Real-time Network Interactions
Underlying Complex Behavior
– Valentin Dragoi, PhD
The Dragoi lab seeks to understand how the brain generates patterns of activity underlying perception, behavior, and cognition, and adapts under pathological conditions, by examining distributed neuronal networks. They recently discovered how neuronal populations undergo rapid plasticity at the same time scale as that of visual information acquisition. The human brain accomplishes this task hundreds of thousands of times daily, yet the underlying cellular and network mechanisms are still poorly understood. The Dragoi lab has published landmark studies demonstrating how certain areas of the human brain process and utilize environmental information. For instance, color, a key natural stimulus, is continuously processed by the human brain, influencing perception and behavior. Specific neuronal networks in V4 visual cortex encode color information. In addition, they found that neurons untuned to certain natural stimuli still play a significant role in the adaptive plasticity and coding of sensory inputs, despite usually being ignored in most studies to date. Moreover, following cross-feature adaptation, the remaining neurons that were tuned to either color or orientation stimuli, significantly improved their stimulus tuning. These findings demonstrate that mechanisms previously believed to operate under particular stimulus conditions, such as on a single feature, can operate at a much larger scale than previously assumed. Therefore, the study of the constant state of adaptation that human brain networks demonstrate, will lead to better understanding of normal physiological brain function, as well as of its change in neurological disorders and how to design better treatments.

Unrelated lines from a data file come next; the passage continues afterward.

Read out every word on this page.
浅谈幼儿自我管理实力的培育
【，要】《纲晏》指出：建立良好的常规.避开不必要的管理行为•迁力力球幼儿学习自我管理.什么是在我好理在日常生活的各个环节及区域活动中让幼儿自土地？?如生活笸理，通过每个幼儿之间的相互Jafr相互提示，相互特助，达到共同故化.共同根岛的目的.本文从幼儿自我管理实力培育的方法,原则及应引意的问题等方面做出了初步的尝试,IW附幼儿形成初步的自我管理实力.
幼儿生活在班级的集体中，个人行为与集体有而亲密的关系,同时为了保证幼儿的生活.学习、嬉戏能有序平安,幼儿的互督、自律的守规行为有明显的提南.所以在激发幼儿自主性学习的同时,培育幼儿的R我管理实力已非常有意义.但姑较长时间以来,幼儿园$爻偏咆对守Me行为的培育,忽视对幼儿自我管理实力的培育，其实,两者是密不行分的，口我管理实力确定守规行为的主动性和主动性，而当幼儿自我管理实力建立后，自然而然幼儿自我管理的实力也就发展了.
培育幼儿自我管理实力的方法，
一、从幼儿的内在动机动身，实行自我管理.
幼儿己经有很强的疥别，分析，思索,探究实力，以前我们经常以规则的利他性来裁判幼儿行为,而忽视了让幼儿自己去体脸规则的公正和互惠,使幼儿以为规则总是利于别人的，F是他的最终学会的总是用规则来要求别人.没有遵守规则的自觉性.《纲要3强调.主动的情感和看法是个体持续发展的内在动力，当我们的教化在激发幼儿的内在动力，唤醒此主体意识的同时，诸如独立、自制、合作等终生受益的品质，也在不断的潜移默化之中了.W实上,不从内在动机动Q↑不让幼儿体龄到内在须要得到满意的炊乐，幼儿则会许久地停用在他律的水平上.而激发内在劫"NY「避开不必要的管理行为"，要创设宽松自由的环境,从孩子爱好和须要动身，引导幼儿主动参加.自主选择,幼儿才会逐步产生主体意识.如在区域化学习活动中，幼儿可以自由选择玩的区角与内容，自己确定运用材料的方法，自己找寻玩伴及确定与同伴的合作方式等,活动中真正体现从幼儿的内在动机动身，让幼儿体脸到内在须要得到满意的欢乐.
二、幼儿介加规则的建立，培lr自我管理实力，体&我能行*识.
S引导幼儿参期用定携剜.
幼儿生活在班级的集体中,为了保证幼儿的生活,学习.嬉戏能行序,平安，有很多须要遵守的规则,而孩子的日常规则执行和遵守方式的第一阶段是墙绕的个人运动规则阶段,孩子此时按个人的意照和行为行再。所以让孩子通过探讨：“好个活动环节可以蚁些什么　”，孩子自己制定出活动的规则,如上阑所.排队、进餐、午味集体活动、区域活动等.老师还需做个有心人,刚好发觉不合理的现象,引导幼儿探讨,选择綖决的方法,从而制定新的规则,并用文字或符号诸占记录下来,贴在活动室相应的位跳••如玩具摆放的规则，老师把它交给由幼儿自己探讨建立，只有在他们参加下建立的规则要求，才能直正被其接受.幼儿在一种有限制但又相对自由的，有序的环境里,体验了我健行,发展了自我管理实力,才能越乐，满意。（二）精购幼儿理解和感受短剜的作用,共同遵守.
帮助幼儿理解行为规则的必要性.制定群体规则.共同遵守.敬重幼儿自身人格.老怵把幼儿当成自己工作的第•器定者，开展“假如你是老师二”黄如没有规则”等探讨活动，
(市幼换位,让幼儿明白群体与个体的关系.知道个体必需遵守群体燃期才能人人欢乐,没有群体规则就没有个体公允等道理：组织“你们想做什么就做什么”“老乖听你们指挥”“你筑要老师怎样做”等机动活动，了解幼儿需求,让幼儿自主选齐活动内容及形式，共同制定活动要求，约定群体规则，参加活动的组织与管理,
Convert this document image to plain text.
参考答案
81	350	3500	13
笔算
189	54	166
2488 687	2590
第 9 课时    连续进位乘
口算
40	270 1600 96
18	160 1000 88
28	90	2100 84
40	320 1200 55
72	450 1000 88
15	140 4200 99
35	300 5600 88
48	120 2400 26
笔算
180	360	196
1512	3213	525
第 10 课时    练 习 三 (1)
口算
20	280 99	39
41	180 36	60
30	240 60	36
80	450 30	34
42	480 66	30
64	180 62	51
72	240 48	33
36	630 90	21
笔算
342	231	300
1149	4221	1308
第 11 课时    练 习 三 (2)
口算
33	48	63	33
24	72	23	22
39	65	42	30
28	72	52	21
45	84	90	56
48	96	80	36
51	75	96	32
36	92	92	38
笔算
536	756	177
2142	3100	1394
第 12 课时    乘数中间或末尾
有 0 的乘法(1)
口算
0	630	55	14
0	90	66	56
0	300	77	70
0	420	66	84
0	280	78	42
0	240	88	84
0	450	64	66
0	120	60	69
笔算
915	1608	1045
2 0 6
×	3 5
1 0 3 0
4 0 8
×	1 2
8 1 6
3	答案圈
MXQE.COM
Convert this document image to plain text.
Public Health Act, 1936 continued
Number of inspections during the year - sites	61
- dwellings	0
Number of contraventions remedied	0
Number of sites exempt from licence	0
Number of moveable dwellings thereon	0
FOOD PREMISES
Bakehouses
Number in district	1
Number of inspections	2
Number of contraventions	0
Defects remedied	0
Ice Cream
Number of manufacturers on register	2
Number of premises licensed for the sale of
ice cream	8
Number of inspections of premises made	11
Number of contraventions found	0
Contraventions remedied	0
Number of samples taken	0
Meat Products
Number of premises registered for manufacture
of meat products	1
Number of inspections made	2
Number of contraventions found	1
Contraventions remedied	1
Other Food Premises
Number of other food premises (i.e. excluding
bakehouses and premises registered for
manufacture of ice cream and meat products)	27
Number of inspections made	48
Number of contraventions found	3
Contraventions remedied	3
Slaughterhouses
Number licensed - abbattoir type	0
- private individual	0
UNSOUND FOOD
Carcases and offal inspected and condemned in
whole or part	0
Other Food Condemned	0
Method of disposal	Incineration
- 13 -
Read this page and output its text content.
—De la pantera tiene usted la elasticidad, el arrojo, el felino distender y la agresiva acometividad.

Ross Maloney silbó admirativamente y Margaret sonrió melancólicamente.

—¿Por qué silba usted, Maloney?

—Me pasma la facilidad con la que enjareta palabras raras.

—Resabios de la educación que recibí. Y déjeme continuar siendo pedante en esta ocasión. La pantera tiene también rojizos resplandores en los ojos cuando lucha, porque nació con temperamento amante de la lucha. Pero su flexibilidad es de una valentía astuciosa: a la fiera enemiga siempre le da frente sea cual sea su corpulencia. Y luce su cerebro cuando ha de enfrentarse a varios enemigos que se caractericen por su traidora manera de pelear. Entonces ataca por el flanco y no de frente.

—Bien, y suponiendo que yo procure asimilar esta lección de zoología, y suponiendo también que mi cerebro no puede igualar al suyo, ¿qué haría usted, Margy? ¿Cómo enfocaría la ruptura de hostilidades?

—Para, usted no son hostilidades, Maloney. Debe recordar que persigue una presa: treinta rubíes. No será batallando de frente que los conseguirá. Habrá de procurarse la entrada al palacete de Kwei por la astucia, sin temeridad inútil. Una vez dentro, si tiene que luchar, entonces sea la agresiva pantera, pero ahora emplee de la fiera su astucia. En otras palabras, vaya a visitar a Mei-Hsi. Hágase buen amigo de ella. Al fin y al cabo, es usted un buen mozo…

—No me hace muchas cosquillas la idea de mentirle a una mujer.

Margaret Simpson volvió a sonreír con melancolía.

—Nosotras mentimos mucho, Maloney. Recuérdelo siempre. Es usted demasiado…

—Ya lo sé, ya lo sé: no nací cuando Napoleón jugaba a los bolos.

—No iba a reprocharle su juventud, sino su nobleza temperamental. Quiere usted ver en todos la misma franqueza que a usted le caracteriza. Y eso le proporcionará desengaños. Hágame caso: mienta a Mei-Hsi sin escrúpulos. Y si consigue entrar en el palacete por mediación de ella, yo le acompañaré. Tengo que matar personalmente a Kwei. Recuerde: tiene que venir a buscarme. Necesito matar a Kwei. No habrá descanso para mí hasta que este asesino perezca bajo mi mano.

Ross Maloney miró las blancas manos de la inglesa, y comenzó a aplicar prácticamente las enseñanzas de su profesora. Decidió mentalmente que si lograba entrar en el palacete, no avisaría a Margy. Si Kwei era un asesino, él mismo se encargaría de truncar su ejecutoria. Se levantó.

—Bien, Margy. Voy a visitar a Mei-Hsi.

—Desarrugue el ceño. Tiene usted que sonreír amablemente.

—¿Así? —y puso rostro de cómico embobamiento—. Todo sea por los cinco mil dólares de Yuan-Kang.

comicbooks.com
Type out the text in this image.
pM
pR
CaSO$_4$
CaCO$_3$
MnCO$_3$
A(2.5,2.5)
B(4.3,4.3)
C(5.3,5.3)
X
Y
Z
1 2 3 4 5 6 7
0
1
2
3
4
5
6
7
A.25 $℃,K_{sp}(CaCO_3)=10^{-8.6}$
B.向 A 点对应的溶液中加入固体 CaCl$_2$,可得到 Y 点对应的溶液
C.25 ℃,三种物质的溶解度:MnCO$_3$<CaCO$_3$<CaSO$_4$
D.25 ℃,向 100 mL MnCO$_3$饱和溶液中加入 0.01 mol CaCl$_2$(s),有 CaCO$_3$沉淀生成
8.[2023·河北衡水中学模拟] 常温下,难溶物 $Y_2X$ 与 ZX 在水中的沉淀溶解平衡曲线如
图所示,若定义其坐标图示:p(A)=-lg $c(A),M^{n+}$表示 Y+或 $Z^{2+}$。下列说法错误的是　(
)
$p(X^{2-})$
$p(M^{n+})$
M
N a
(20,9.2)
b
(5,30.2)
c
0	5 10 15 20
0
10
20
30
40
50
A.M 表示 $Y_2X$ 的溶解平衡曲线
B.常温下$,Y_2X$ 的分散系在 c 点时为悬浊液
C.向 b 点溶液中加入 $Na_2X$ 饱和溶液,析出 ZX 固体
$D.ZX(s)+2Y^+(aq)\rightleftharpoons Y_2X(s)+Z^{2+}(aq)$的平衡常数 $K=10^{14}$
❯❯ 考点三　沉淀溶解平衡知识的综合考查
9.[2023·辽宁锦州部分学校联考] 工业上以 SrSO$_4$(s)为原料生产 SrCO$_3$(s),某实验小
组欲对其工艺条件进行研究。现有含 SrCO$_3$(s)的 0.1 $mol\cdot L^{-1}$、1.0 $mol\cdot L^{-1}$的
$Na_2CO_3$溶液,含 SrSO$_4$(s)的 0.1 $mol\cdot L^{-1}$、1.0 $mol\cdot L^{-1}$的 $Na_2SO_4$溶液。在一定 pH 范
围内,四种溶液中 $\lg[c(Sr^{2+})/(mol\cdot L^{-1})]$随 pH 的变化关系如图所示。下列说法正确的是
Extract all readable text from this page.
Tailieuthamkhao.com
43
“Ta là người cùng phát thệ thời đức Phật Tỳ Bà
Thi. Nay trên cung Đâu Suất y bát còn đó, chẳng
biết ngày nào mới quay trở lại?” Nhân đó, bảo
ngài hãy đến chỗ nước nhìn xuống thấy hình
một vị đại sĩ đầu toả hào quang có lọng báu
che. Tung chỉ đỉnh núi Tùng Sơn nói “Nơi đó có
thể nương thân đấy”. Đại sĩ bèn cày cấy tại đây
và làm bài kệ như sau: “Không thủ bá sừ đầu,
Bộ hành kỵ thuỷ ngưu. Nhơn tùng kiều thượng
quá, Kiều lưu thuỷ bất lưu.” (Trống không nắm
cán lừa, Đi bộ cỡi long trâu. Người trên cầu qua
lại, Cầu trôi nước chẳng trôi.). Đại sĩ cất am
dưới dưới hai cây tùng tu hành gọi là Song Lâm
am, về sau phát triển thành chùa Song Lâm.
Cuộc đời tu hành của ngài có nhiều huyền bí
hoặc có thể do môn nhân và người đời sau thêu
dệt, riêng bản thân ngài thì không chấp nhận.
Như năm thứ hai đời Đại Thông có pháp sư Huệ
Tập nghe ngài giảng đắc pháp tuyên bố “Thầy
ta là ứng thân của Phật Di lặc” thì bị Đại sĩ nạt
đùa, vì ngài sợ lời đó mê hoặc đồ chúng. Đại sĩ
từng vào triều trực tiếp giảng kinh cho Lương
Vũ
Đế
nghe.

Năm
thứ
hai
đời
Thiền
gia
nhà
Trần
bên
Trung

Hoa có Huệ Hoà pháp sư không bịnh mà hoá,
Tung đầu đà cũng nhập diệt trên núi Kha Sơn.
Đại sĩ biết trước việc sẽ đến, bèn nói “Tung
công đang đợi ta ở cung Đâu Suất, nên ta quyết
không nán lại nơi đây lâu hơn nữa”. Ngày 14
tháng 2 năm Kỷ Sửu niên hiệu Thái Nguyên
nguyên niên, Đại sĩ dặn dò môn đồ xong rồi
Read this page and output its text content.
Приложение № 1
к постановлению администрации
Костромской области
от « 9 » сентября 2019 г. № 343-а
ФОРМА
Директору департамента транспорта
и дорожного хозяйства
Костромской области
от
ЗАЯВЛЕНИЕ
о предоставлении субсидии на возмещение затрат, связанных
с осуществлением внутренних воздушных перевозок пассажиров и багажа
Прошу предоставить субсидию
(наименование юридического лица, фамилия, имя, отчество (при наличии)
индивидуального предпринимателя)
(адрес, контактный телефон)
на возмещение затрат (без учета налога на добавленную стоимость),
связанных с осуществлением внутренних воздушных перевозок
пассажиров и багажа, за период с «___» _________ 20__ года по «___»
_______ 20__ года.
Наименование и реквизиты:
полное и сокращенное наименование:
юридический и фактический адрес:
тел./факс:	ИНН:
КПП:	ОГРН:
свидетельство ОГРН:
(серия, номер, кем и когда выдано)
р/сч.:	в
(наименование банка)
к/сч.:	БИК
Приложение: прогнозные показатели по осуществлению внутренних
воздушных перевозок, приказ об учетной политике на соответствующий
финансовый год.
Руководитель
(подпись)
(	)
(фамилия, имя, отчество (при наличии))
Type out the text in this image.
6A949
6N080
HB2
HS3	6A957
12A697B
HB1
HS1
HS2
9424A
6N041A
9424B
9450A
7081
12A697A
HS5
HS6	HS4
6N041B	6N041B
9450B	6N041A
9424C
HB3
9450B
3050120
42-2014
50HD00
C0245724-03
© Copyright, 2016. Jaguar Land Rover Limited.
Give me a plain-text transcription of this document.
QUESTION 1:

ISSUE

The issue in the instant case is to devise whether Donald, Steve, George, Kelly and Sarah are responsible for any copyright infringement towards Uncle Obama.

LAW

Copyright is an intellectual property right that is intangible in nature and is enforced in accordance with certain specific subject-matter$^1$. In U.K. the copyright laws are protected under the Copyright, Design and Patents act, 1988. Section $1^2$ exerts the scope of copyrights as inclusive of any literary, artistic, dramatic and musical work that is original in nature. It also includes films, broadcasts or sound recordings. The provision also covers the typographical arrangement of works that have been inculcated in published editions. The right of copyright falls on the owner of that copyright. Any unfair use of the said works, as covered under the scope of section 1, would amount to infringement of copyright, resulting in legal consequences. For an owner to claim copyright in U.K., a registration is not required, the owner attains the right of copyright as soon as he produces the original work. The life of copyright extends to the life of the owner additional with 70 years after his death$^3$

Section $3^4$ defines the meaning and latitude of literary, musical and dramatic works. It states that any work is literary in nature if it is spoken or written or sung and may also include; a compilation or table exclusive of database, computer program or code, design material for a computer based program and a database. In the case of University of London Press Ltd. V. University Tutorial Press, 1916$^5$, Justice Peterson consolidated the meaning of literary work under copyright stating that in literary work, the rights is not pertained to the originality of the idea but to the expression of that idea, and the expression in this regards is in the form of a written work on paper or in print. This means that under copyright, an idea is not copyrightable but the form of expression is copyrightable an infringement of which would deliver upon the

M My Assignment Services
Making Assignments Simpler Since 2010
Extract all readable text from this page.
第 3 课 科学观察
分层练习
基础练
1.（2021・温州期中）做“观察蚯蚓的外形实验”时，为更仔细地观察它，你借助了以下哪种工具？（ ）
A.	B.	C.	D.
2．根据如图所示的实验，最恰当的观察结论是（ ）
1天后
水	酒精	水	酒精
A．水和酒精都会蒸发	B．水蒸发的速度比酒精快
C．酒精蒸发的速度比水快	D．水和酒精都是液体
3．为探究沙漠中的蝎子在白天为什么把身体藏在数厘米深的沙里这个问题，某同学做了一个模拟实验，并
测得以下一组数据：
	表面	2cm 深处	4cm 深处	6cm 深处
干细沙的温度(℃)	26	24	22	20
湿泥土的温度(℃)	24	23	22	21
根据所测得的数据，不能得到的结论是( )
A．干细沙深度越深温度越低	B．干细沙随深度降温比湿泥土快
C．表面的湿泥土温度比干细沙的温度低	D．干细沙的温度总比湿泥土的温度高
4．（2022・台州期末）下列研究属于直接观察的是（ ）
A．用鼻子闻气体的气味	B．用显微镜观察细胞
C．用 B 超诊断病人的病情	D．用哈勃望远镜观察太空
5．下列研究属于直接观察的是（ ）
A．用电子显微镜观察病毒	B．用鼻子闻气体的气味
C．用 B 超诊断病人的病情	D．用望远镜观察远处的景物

Developing Neural Interfaces
That Can Decipher Brain Activities
– Taiyun Chi, PhD
The development of neural interfaces that can record and stimulate neural activity across many neurons and across all relevant time scales is a major technological need. Chi and his lab are developing new methodologies and hardware interfaces for neural recording and stimulation. One of Chi’s areas of focus includes brain-machine interfaces built on large-scale neural recording that can decipher brain activities; the decoded information can then be used to control neural prosthetics to restore lost sensory or motor functions for paralyzed patients.
Optical Sensing for Neuroscience Applications
– Ashok Veeraraghavan, PhD
Optical sensing plays an integral part in the study of neuroscience by providing both structural information about the brain as well as functional information about the neural activity. Innovations in computational imaging have driven an increase in the number of tools that can help understand the mechanisms of neural activity and communication. Veeraraghavan and his team build on this toolbox by adapting computational methods to improve signal recovery, capture information faster and miniaturize microscopy systems toward implantable, long-term subcranial imaging. These newly developed methods can help acquire useful information for unlocking complex brain functions, advance cognitive assistive technology, and better understand neurodegenerative diseases.